I was still feeling testy (no pun intended) a week later – just this past weekend, actually – as I rummaged around in my bag for yet another piece of paper with doctor scrawl that would send me to my next (mercifully radiographic) test. Stupid doctors, I grumbled to myself. Gotta get me a midwife, or maybe just some nice older lady with a bucket and a tarp, a copy of A Prairie Home Companion To Birthin’ Babies and maybe some warm biscuits.

Then my hand brushed against what felt like a tube, or a vial, and then against something that felt like a little container in a medical-grade plastic baggie. And then, I think, I may have actually gulped audibly.

Was it possible – under some god-forsaken scenario known only to pregnant women with hormone-addled brains – that I had been carrying around the materials swabbed out of my body during a gynecological examination – in, granted, medical-grade storage bits, but still – in my handbag FOR OVER A MONTH?

OH MY FACK.

I had. I had neglected to take those little vials and bottles with their nether region innard scrapings to the lab. And had been carrying them around in my handbag for WEEKS, oh my hell.

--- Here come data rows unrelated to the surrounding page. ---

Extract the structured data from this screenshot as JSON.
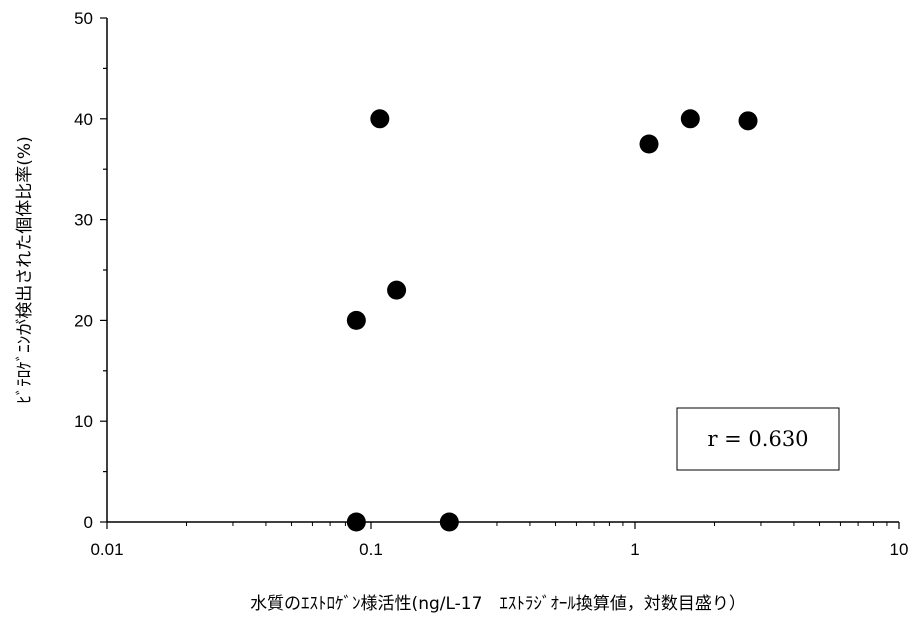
{
  "chart_data": {
    "type": "scatter",
    "title": "",
    "xlabel": "水質のｴｽﾄﾛｹﾞﾝ様活性(ng/L-17　ｴｽﾄﾗｼﾞｵｰﾙ換算値，対数目盛り）",
    "ylabel": "ﾋﾞﾃﾛｹﾞﾆﾝが検出された個体比率(%)",
    "x_scale": "log",
    "xlim": [
      0.01,
      10
    ],
    "ylim": [
      0,
      50
    ],
    "x_ticks": [
      "0.01",
      "0.1",
      "1",
      "10"
    ],
    "y_ticks": [
      "0",
      "10",
      "20",
      "30",
      "40",
      "50"
    ],
    "grid": false,
    "points": [
      {
        "x": 0.088,
        "y": 0
      },
      {
        "x": 0.088,
        "y": 20
      },
      {
        "x": 0.108,
        "y": 40
      },
      {
        "x": 0.125,
        "y": 23
      },
      {
        "x": 0.198,
        "y": 0
      },
      {
        "x": 1.13,
        "y": 37.5
      },
      {
        "x": 1.62,
        "y": 40
      },
      {
        "x": 2.68,
        "y": 39.8
      }
    ],
    "annotation": "r = 0.630",
    "marker_color": "#000000"
  }
}
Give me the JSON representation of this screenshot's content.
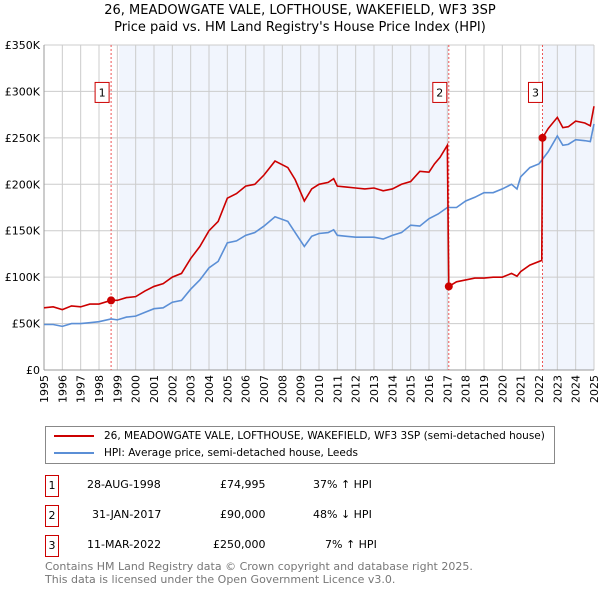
{
  "chart_data": {
    "type": "line",
    "title": "26, MEADOWGATE VALE, LOFTHOUSE, WAKEFIELD, WF3 3SP",
    "subtitle": "Price paid vs. HM Land Registry's House Price Index (HPI)",
    "xlim": [
      1995,
      2025
    ],
    "ylim": [
      0,
      350000
    ],
    "x_ticks": [
      "1995",
      "1996",
      "1997",
      "1998",
      "1999",
      "2000",
      "2001",
      "2002",
      "2003",
      "2004",
      "2005",
      "2006",
      "2007",
      "2008",
      "2009",
      "2010",
      "2011",
      "2012",
      "2013",
      "2014",
      "2015",
      "2016",
      "2017",
      "2018",
      "2019",
      "2020",
      "2021",
      "2022",
      "2023",
      "2024",
      "2025"
    ],
    "y_ticks": [
      {
        "v": 0,
        "label": "£0"
      },
      {
        "v": 50000,
        "label": "£50K"
      },
      {
        "v": 100000,
        "label": "£100K"
      },
      {
        "v": 150000,
        "label": "£150K"
      },
      {
        "v": 200000,
        "label": "£200K"
      },
      {
        "v": 250000,
        "label": "£250K"
      },
      {
        "v": 300000,
        "label": "£300K"
      },
      {
        "v": 350000,
        "label": "£350K"
      }
    ],
    "grid": true,
    "series": [
      {
        "name": "26, MEADOWGATE VALE, LOFTHOUSE, WAKEFIELD, WF3 3SP (semi-detached house)",
        "color": "#cc0000",
        "x": [
          1995,
          1995.5,
          1996,
          1996.5,
          1997,
          1997.5,
          1998,
          1998.66,
          1999,
          1999.5,
          2000,
          2000.5,
          2001,
          2001.5,
          2002,
          2002.5,
          2003,
          2003.5,
          2004,
          2004.5,
          2005,
          2005.5,
          2006,
          2006.5,
          2007,
          2007.6,
          2008.3,
          2008.7,
          2009.2,
          2009.6,
          2010,
          2010.5,
          2010.8,
          2011,
          2011.5,
          2012,
          2012.5,
          2013,
          2013.5,
          2014,
          2014.5,
          2015,
          2015.5,
          2016,
          2016.3,
          2016.6,
          2017.0,
          2017.08,
          2017.5,
          2018,
          2018.5,
          2019,
          2019.5,
          2020,
          2020.5,
          2020.8,
          2021,
          2021.5,
          2022.15,
          2022.19,
          2022.5,
          2023,
          2023.3,
          2023.6,
          2024,
          2024.5,
          2024.8,
          2025
        ],
        "y": [
          67000,
          68000,
          65000,
          69000,
          68000,
          71000,
          71000,
          74995,
          75000,
          78000,
          79000,
          85000,
          90000,
          93000,
          100000,
          104000,
          120000,
          133000,
          150000,
          160000,
          185000,
          190000,
          198000,
          200000,
          210000,
          225000,
          218000,
          205000,
          182000,
          195000,
          200000,
          202000,
          206000,
          198000,
          197000,
          196000,
          195000,
          196000,
          193000,
          195000,
          200000,
          203000,
          214000,
          213000,
          222000,
          229000,
          242000,
          90000,
          95000,
          97000,
          99000,
          99000,
          100000,
          100000,
          104000,
          101000,
          106000,
          113000,
          118000,
          250000,
          260000,
          272000,
          261000,
          262000,
          268000,
          266000,
          263000,
          284000
        ]
      },
      {
        "name": "HPI: Average price, semi-detached house, Leeds",
        "color": "#5b8fd6",
        "x": [
          1995,
          1995.5,
          1996,
          1996.5,
          1997,
          1997.5,
          1998,
          1998.66,
          1999,
          1999.5,
          2000,
          2000.5,
          2001,
          2001.5,
          2002,
          2002.5,
          2003,
          2003.5,
          2004,
          2004.5,
          2005,
          2005.5,
          2006,
          2006.5,
          2007,
          2007.6,
          2008.3,
          2008.7,
          2009.2,
          2009.6,
          2010,
          2010.5,
          2010.8,
          2011,
          2011.5,
          2012,
          2012.5,
          2013,
          2013.5,
          2014,
          2014.5,
          2015,
          2015.5,
          2016,
          2016.5,
          2017,
          2017.5,
          2018,
          2018.5,
          2019,
          2019.5,
          2020,
          2020.5,
          2020.8,
          2021,
          2021.5,
          2022,
          2022.5,
          2023,
          2023.3,
          2023.6,
          2024,
          2024.5,
          2024.8,
          2025
        ],
        "y": [
          49000,
          49000,
          47000,
          50000,
          50000,
          51000,
          52000,
          55000,
          54000,
          57000,
          58000,
          62000,
          66000,
          67000,
          73000,
          75000,
          87000,
          97000,
          110000,
          117000,
          137000,
          139000,
          145000,
          148000,
          155000,
          165000,
          160000,
          148000,
          133000,
          144000,
          147000,
          148000,
          151000,
          145000,
          144000,
          143000,
          143000,
          143000,
          141000,
          145000,
          148000,
          156000,
          155000,
          163000,
          168000,
          175000,
          175000,
          182000,
          186000,
          191000,
          191000,
          195000,
          200000,
          195000,
          208000,
          218000,
          222000,
          235000,
          252000,
          242000,
          243000,
          248000,
          247000,
          246000,
          265000
        ]
      }
    ],
    "sales": [
      {
        "n": "1",
        "date": "28-AUG-1998",
        "x": 1998.66,
        "price": 74995,
        "price_label": "£74,995",
        "hpi": "37% ↑ HPI"
      },
      {
        "n": "2",
        "date": "31-JAN-2017",
        "x": 2017.08,
        "price": 90000,
        "price_label": "£90,000",
        "hpi": "48% ↓ HPI"
      },
      {
        "n": "3",
        "date": "11-MAR-2022",
        "x": 2022.19,
        "price": 250000,
        "price_label": "£250,000",
        "hpi": "7% ↑ HPI"
      }
    ],
    "shaded_periods": [
      [
        1999.1,
        2017.08
      ],
      [
        2022.19,
        2025
      ]
    ]
  },
  "footer": [
    "Contains HM Land Registry data © Crown copyright and database right 2025.",
    "This data is licensed under the Open Government Licence v3.0."
  ]
}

So it was that I had to slink down the stairs and ask my husband whether he had any idea about how to safely dispose of medical waste. And then empty and fumigate my purse and wash my hands, like, six thousand times (medical-grade storage baggies and all that, but still) and then rinse out my lightly vomited-in mouth. And then go sit and contemplate the final and complete annihilation of my dignity.

And then recount it for you here. Because if one’s attachment to one’s dignity is held only by the merest thread, one might as well give it a snip and send it on its way for good, and be done with it.

Contents of HBM’s bag, under ordinary circumstances: be very, very grateful that I did not have the presence of mind or the total disrespect for the memory of my dignity to take pictures of the contents in their last incarnation.